The Chartist mural in Newport, a beautiful 200,000 piece mosaic in memory of working-class struggle, was destroyed in October 2013. But unlike the hated Colston statue in Bristol, Newport’s mural was destroyed completely legally – not by any protesters, but by Newport’s Labour council.

This disgraceful act of vandalism sneakily pre-empted a planned protest to save it later that day. It was destroyed to build a new shopping centre.

The mural was built in 1978, a 35-metre wall depicting an 1839 march from the Valleys to Newport by Chartists – the world’s first mass working-class movement. They rose up to demand democratic rights for the working class. The mural also depicted the moment the march was fired upon and 30 workers were massacred by the army.

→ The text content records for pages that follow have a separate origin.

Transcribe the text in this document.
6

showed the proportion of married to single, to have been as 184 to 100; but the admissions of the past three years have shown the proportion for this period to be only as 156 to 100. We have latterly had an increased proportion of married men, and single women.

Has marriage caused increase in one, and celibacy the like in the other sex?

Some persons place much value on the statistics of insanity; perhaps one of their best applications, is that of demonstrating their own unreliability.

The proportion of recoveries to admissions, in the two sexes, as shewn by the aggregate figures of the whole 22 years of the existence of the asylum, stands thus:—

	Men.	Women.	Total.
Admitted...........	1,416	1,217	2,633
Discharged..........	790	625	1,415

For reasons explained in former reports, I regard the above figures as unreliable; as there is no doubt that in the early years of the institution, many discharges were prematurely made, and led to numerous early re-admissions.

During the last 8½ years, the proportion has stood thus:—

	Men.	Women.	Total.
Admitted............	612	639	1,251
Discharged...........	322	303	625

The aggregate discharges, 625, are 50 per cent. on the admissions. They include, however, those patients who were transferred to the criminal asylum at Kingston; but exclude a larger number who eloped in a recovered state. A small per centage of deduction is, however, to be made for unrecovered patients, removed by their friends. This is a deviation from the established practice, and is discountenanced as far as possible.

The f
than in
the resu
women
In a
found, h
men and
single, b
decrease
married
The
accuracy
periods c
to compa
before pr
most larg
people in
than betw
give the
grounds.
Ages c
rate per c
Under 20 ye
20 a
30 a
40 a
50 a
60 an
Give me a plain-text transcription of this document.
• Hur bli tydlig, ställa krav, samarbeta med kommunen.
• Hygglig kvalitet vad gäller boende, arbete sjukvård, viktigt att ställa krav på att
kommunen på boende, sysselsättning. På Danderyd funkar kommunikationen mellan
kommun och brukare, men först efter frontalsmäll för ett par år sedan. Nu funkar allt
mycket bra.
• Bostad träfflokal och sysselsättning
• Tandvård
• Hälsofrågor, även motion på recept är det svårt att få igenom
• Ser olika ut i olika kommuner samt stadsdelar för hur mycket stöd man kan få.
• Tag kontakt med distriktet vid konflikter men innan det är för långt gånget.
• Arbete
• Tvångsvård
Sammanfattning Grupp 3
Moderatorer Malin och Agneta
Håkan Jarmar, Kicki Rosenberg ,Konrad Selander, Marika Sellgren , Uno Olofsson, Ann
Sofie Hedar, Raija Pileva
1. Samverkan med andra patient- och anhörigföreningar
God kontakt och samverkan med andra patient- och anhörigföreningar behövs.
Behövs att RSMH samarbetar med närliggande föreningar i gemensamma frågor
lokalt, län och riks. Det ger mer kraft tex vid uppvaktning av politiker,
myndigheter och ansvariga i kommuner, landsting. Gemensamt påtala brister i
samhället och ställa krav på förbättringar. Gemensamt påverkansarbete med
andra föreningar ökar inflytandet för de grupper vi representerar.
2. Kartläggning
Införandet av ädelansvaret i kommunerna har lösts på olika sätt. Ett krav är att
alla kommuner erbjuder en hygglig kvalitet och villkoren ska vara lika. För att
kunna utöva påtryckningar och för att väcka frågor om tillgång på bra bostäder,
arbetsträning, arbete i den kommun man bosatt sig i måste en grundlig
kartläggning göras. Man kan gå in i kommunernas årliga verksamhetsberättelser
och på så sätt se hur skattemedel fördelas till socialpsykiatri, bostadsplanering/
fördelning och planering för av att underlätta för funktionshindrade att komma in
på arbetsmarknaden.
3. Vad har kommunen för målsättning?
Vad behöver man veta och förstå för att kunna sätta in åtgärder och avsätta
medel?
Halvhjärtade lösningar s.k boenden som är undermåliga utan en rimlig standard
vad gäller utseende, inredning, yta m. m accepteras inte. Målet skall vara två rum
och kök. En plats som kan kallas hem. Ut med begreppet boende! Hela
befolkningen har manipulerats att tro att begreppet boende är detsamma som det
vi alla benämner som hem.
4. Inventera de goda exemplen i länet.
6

The council could have saved and moved the mural. They pleaded the high cost, but the council had spent millions on the new shopping centre. I remember seeing and learning from the mural many times as a child on trips to Newport, likes generations of others.

The authorities, capitalists and defenders of statues of slave traders and racists like Churchill (who twice sent troops into South Wales and killed working class people!) scream blue murder about ‘vandalism and destruction’. But in Newport in 2013, they happily destroyed a beautiful and visible expression of working-class people and struggle. In the same way they have destroyed our services.